A year later, the Center for Indonesian Policy Studies conducted a case study in Greater Bandung area to find out whether government efforts to contain the sale of oplosan have been successful
and are able to prevent a similar tragedy from occuring in the future. Interviews were conducted
with local government officers, the police, the local government’s law enforcers Satpol PP, and
several other stakeholders.

The study found that law enforcement faces serious challenges. Human resources are not
enough. Both, the Drug Unit of Bandung District Police and Satpol PP in Cimahi City have only
1 officer for about 150,000 people in their jurisdictions. These officers have several targets
and are not just focused on fighting oplosan. Neither do they have a specific budget for that and
they lack sufficient technical equipment. A more effective fight against oplosan requires better
records and data management, which currently reduces the strategic planning abilities of the
authorities. Institutional frictions affect the cooperation between different government agencies
and there are incidences of corruption, where oplosan vendors are being tipped off before raids.
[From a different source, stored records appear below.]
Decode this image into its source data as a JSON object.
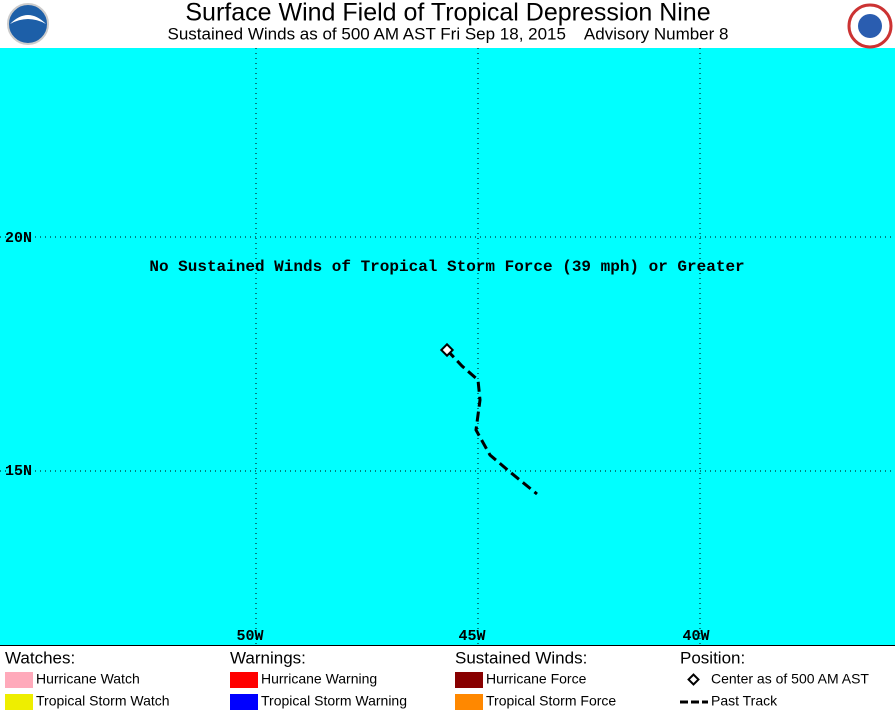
{
  "header": {
    "title": "Surface Wind Field of Tropical Depression Nine",
    "subtitle": "Sustained Winds as of 500 AM AST Fri Sep 18, 2015    Advisory Number 8"
  },
  "map": {
    "message": "No Sustained Winds of Tropical Storm Force (39 mph) or Greater",
    "lat_labels": [
      "20N",
      "15N"
    ],
    "lon_labels": [
      "50W",
      "45W",
      "40W"
    ]
  },
  "legend": {
    "sections": [
      {
        "heading": "Watches:",
        "items": [
          {
            "label": "Hurricane Watch",
            "color": "#ffaabb"
          },
          {
            "label": "Tropical Storm Watch",
            "color": "#eeee00"
          }
        ]
      },
      {
        "heading": "Warnings:",
        "items": [
          {
            "label": "Hurricane Warning",
            "color": "#ff0000"
          },
          {
            "label": "Tropical Storm Warning",
            "color": "#0000ff"
          }
        ]
      },
      {
        "heading": "Sustained Winds:",
        "items": [
          {
            "label": "Hurricane Force",
            "color": "#880000"
          },
          {
            "label": "Tropical Storm Force",
            "color": "#ff8800"
          }
        ]
      },
      {
        "heading": "Position:",
        "items": [
          {
            "label": "Center as of 500 AM AST",
            "marker": "diamond"
          },
          {
            "label": "Past Track",
            "marker": "dash"
          }
        ]
      }
    ]
  }
}
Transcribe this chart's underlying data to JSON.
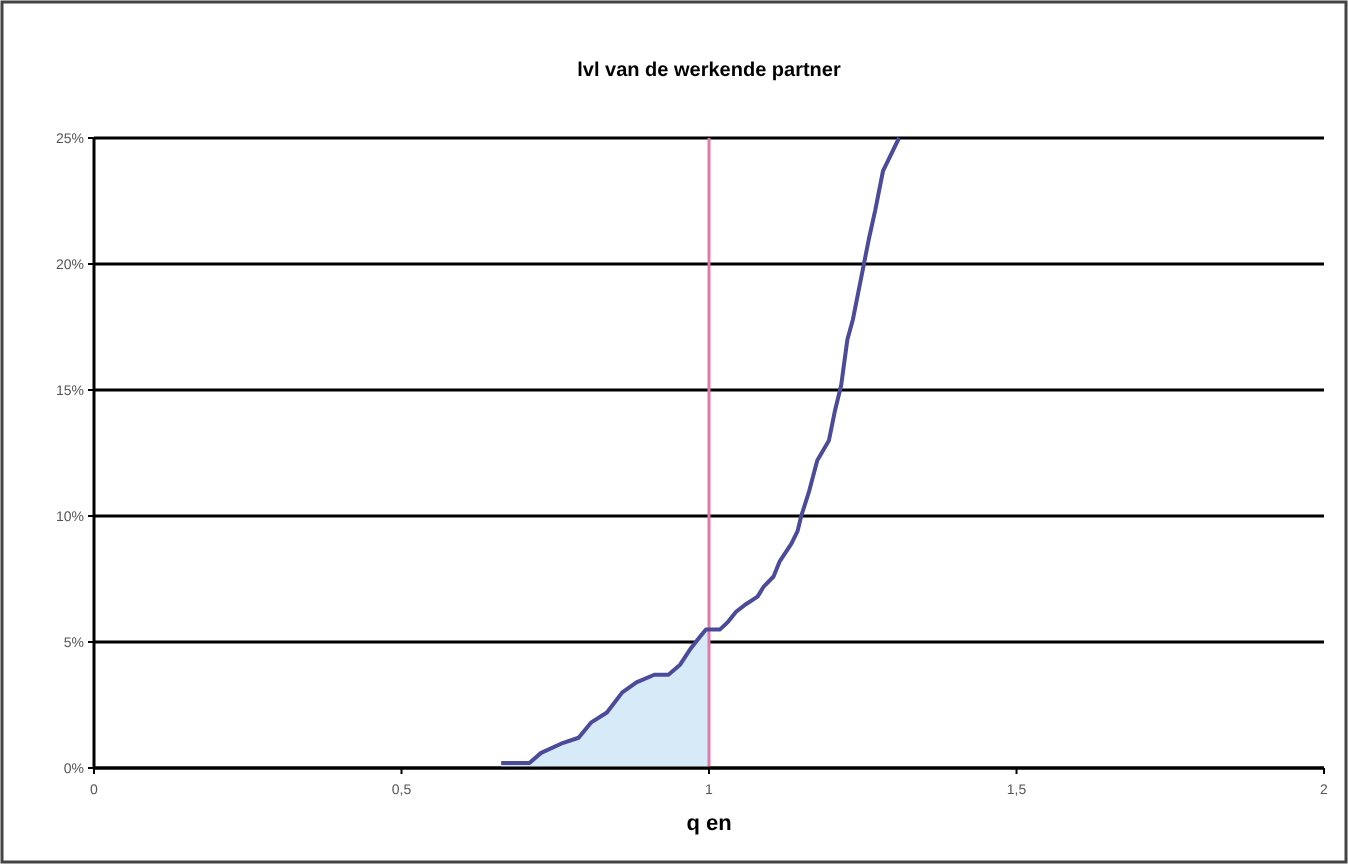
{
  "chart_data": {
    "type": "line",
    "title": "lvl van de werkende partner",
    "xlabel": "q en",
    "xlim": [
      0,
      2
    ],
    "xticks": [
      0,
      {
        "value": 0.5,
        "label": "0,5"
      },
      1,
      {
        "value": 1.5,
        "label": "1,5"
      },
      2
    ],
    "ylim": [
      0,
      25
    ],
    "yticks": [
      {
        "value": 0,
        "label": "0%"
      },
      {
        "value": 5,
        "label": "5%"
      },
      {
        "value": 10,
        "label": "10%"
      },
      {
        "value": 15,
        "label": "15%"
      },
      {
        "value": 20,
        "label": "20%"
      },
      {
        "value": 25,
        "label": "25%"
      }
    ],
    "grid": "y",
    "ref_lines": [
      {
        "axis": "x",
        "value": 1,
        "color": "#e07aa8"
      }
    ],
    "series": [
      {
        "type": "area",
        "color": "#d6eaf8",
        "x": [
          0.662,
          0.708,
          0.727,
          0.763,
          0.788,
          0.808,
          0.834,
          0.859,
          0.882,
          0.911,
          0.934,
          0.953,
          0.969,
          0.985,
          0.995,
          1.0
        ],
        "values": [
          0.2,
          0.2,
          0.6,
          1.0,
          1.2,
          1.8,
          2.2,
          3.0,
          3.4,
          3.7,
          3.7,
          4.1,
          4.7,
          5.2,
          5.5,
          5.5
        ]
      },
      {
        "color": "#4b4b9a",
        "x": [
          0.662,
          0.708,
          0.727,
          0.763,
          0.788,
          0.808,
          0.834,
          0.859,
          0.882,
          0.911,
          0.934,
          0.953,
          0.969,
          0.985,
          0.995,
          1.0,
          1.018,
          1.031,
          1.044,
          1.06,
          1.079,
          1.089,
          1.105,
          1.115,
          1.134,
          1.144,
          1.15,
          1.163,
          1.176,
          1.195,
          1.205,
          1.215,
          1.225,
          1.234,
          1.247,
          1.26,
          1.27,
          1.283,
          1.309
        ],
        "values": [
          0.2,
          0.2,
          0.6,
          1.0,
          1.2,
          1.8,
          2.2,
          3.0,
          3.4,
          3.7,
          3.7,
          4.1,
          4.7,
          5.2,
          5.5,
          5.5,
          5.5,
          5.8,
          6.2,
          6.5,
          6.8,
          7.2,
          7.6,
          8.2,
          8.9,
          9.4,
          10.0,
          11.0,
          12.2,
          13.0,
          14.2,
          15.2,
          17.0,
          17.8,
          19.4,
          21.0,
          22.1,
          23.7,
          25.0
        ]
      }
    ]
  }
}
It is recommended that Indonesia conducts regulatory reforms that make properly produced
alcoholic beverages more affordable and accessible. Surveys among alcohol consumers in
Bandung showed that oplosan is mostly being purchased because it is cheaper and more
accessible. Current regulations that set the minimum legal drinking age at 21 years old needs to
be strictly enforced. Secondly, there needs to be a dedicated local government budget for the fight
against oplosan and the enforcement agencies need more officers with specialized training. The
agencies should also cooperate with civil society actors with close ties to the local communities
to identify and prosecute oplosan vendors. Thirdly, there needs to be more educational and
counseling efforts in schools and universities. The youth needs to learn about the dangers of
methanol poisoning through oplosan. Currently, only about a quarter of the students in Bandung
have heard of campaigns that stressed the dangers of consuming oplosan.